Thursday, July 24, 2014

Those who choose Death




If you are terrified of dying you shouldn't read this. In fact, close your eyes and hurry away.

I’m sure that most of the people who know me will be calling me (if they know how to reach me personally, to find out if I’m okay or if I’m thinking of killing myself, or just to find out yet again, why I’m fascinated by the morbid.

So here’s the truth that I’m not afraid to share. It’s my truth, I’m not forcing it on you, so don’t hyperventilate; I’m not afraid of death.

There! I said it, and you have the right to think I’m enamored by the morbid. I don’t think I am.
Death is not my worry, it is the way I go that sometimes keeps me awake for one minute or less, some four times per year.

But I have to admit that I've somehow managed to gain some insight into how it must feel, for those who chose death.

Don’t ask me how I came by this insight. I’m not at liberty to divulge my sources.
Those who chose death are not necessarily weak, or ungrateful, or cowardly.

They just get to a point where they stop seeing the point to fighting a war that we are all born to lose.

Why delay the inevitable? We are all going to die anyway, so why waste money dressing up a walking corpse in the name of plastic surgery or health spas or vegan versus vegetarian diets?
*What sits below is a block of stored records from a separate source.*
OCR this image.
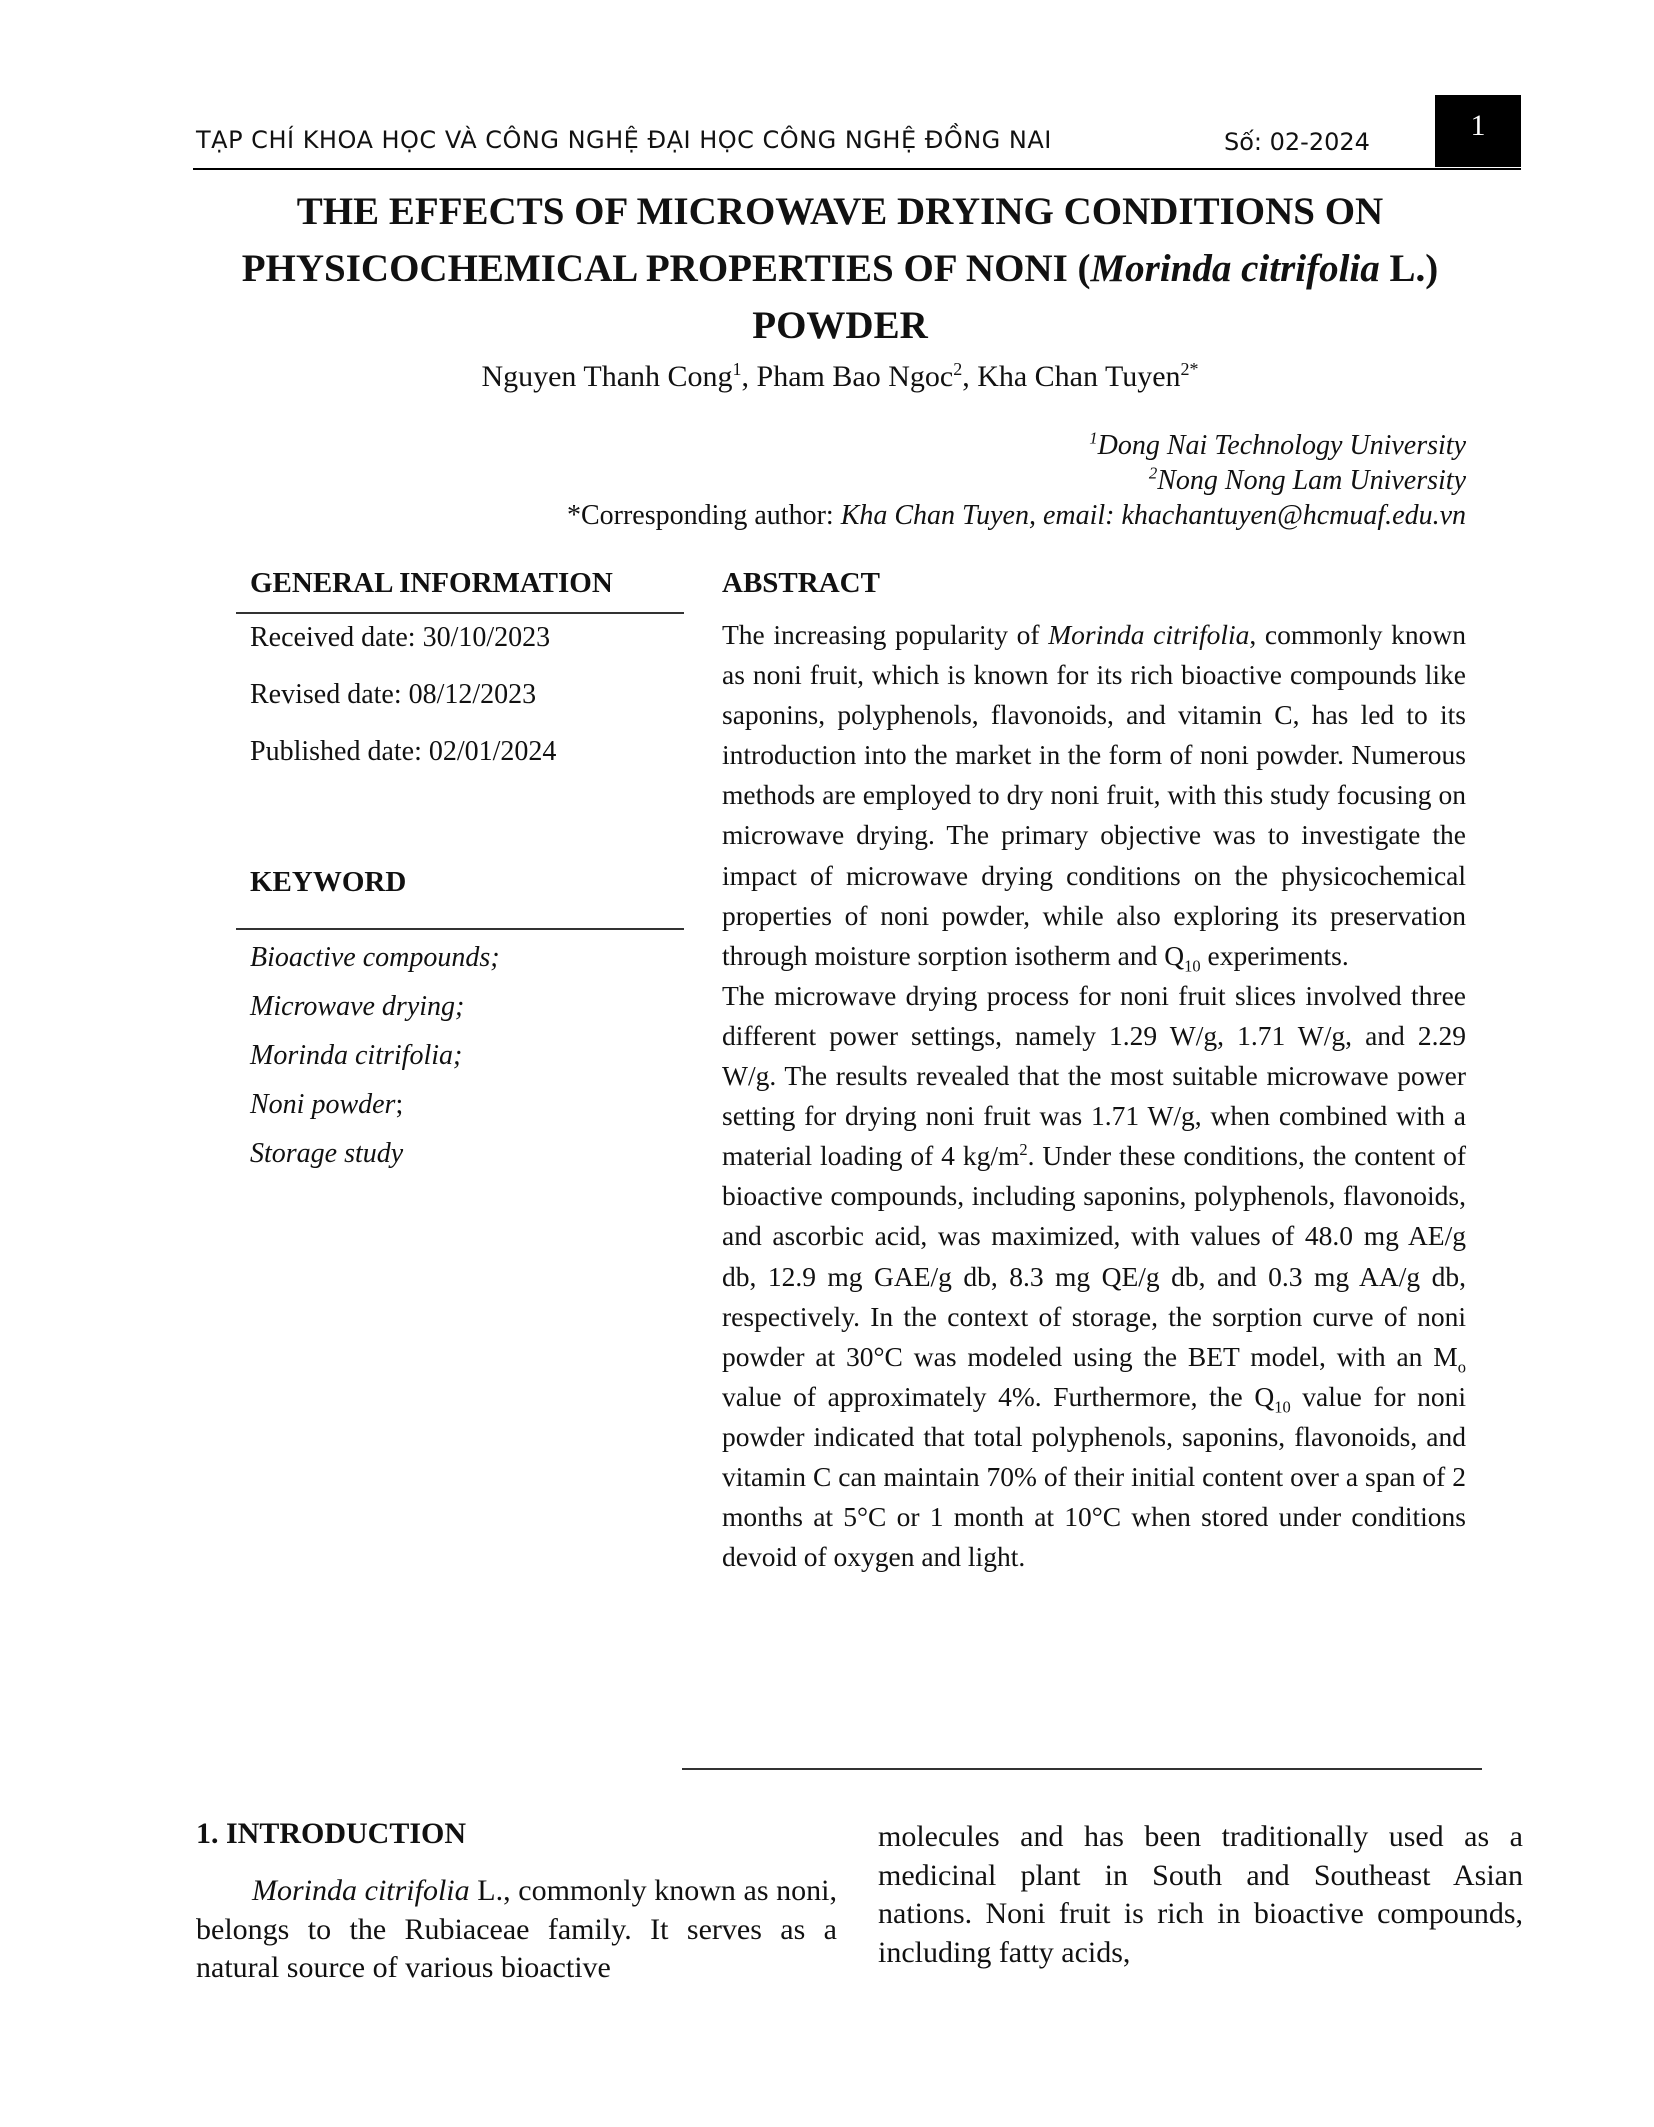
TẠP CHÍ KHOA HỌC VÀ CÔNG NGHỆ ĐẠI HỌC CÔNG NGHỆ ĐỒNG NAI	Số: 02-2024	1
THE EFFECTS OF MICROWAVE DRYING CONDITIONS ON
PHYSICOCHEMICAL PROPERTIES OF NONI (Morinda citrifolia L.)
POWDER
Nguyen Thanh Cong$^1$, Pham Bao Ngoc$^2$, Kha Chan Tuyen$^{2*}$
$^1$Dong Nai Technology University
$^2$Nong Nong Lam University
*Corresponding author: Kha Chan Tuyen, email: khachantuyen@hcmuaf.edu.vn
GENERAL INFORMATION
Received date: 30/10/2023
Revised date: 08/12/2023
Published date: 02/01/2024
KEYWORD
Bioactive compounds;
Microwave drying;
Morinda citrifolia;
Noni powder;
Storage study
ABSTRACT

The increasing popularity of Morinda citrifolia, commonly known as noni fruit, which is known for its rich bioactive compounds like saponins, polyphenols, flavonoids, and vitamin C, has led to its introduction into the market in the form of noni powder. Numerous methods are employed to dry noni fruit, with this study focusing on microwave drying. The primary objective was to investigate the impact of microwave drying conditions on the physicochemical properties of noni powder, while also exploring its preservation through moisture sorption isotherm and $Q_{10}$ experiments.

The microwave drying process for noni fruit slices involved three different power settings, namely 1.29 W/g, 1.71 W/g, and 2.29 W/g. The results revealed that the most suitable microwave power setting for drying noni fruit was 1.71 W/g, when combined with a material loading of 4 $kg/m^2$. Under these conditions, the content of bioactive compounds, including saponins, polyphenols, flavonoids, and ascorbic acid, was maximized, with values of 48.0 mg AE/g db, 12.9 mg GAE/g db, 8.3 mg QE/g db, and 0.3 mg AA/g db, respectively. In the context of storage, the sorption curve of noni powder at 30°C was modeled using the BET model, with an $M_o$ value of approximately 4%. Furthermore, the $Q_{10}$ value for noni powder indicated that total polyphenols, saponins, flavonoids, and vitamin C can maintain 70% of their initial content over a span of 2 months at 5°C or 1 month at 10°C when stored under conditions devoid of oxygen and light.

1. INTRODUCTION

Morinda citrifolia L., commonly known as noni, belongs to the Rubiaceae family. It serves as a natural source of various bioactive

molecules and has been traditionally used as a medicinal plant in South and Southeast Asian nations. Noni fruit is rich in bioactive compounds, including fatty acids,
When a person chooses to embrace death, they give in to end the war, at least for themselves.
Yes they are giving up by giving in, but really, what are they giving up on?

Here’s what: pain, hurt, sickness, the drudgery of waking up each morning to throw yourself in the line of fire for more physical, emotional, psychological and spiritual abuse and torture.

They ask themselves if they really must bother with all that. They usually find a bold NO at the end of that question.

Then they compare the other option. Giving in. That one promises undisturbed quiet and cessation of struggles and troubles.

They even have a promise from the Christian bible in Ec 9:10, where it says there is no work to be done in Sheol.

That option begins to look very good. It starts like a little crack in a generally accepted idea that had previously stood as solid as Gibraltar itself, and eventually grows from fission to chasm.

The option boldly challenges a conspiracy that has been force fed on every man, woman and child ever born; the conspiracy theory, that life if worth fighting for.

They wonder at the touted sense that supposedly underpins fighting to hold on to life when life itself and the living of it is one big machine that works assiduously at killing you with each second that passes.

What’s the point? How does that even make sense? Who started this conspiracy? Who is weaving this shroud?

Those who choose death find an irresistible peace in the thought of going to a place and finding some quiet at last.

Maybe they believe they've had more than enough of some trauma or just don’t feel inclined to take on some future discomfort. Who are we to judge?

So the lute from death begins to diffuse some irresistible melody.

Those who choose death decide to lay their burdens down, shed their mortality, close their droopy soul-eyes, and sleep. Deeply.

Those who choose death know that all death is, is letting the soul take a long, undisturbed slumber.

It is the method of exit that’s the problem.


Of course I realize that for many people, the terror of death is because they are not sure about whats on the other side. I am, but if you worry about hell fire, I'm not about to disabuse your mind of the notion, your welcome to hug the knowledge to yourself. 

Still, I'm tempted to ask you how you can think God to be loving and merciful on the one hand, then think him capable of burning souls for eternity because of a sin or sins they committed within 80 years or less.

I don't get that, and I doubt that those who chose death worry about that.